I have a couple final notes that should bring some smiles to the true ESO fans. Weapon swapping on the fly is in starting at level 15. Players will not only gain access to a new left and right hand weapon slot that they can tab through at any time, but a separate bar of hotkeys that will swap over as well to have you fully effective with zero downtime. The skill tree is getting more fleshed out by the week with tons of armor based, weapon based, class based, and racial based skills present to ensure almost no one will carry the exact same build as yourself. And the feature I’ve been biting my nails over since my first demo last year, crafting, is now present in the most basic form.
The crafting names are likely provisionary but currently five trees of crafting exist. Weaponsmith, Armorsmith, Enchanter, Alchemist, and Provisioner (a form of chef). While I didn’t get a chance to test any of them out in the newbie zone, it adds depth to Elder Scrolls Online’s ability to loot random houses and barrels for crafting goods. And while currently crafting levels separately from combat experience, player feedback in beta is making Bethesda reconsider this approach. So even my Ork of a friend who never touches crafting in any title might at least be able to lay claim to a minor degree of crafting skill, assuming the combat experience change goes through.

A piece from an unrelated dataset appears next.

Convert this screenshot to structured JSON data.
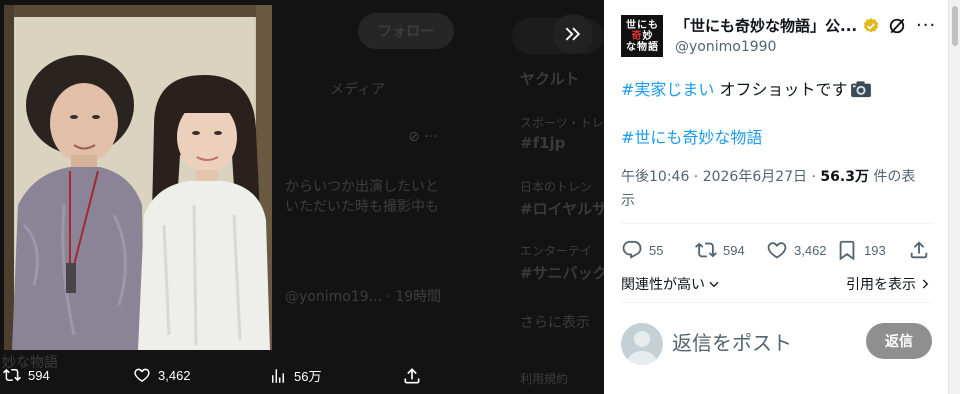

And one final gem I was happy to stumble upon while collecting mud crabs was a chest. A locked chest requiring lock picks no less. And even happier I was to fail at the new mini-game system 3 times before getting it right. So upon opening a locked chest, you will get a series of spring loaded weights that you push down with your lock pick. As soon as you feel resistance, you should stop pushing a spring and move to the next one. If you push too long, it will spring back to start. If you push just right, it will remain a distance down. After you get all five springs down far enough, the chest will unlock. But you only have a set amount of time to accomplish this before your spring breaks, leaving you locked out of trying the chest for a few seconds while some rascal rogue runs in to swipe your loot. It’s a good system and I’m assuming as the difficulty of the chest increases, the number of springs will increase or the timer will decrease to keep the challenge up. There might even be skill sets that improve your ability to pick locks but I’m too novice to say such things for certain.
Overall Elder Scrolls Online is a hidden gem in the MMORPG world. And by hidden I mean they need to hurry up and let us start filming the thing because it’s already more polished than all but a handful of competitors right now. Bring on the open beta already Bethesda!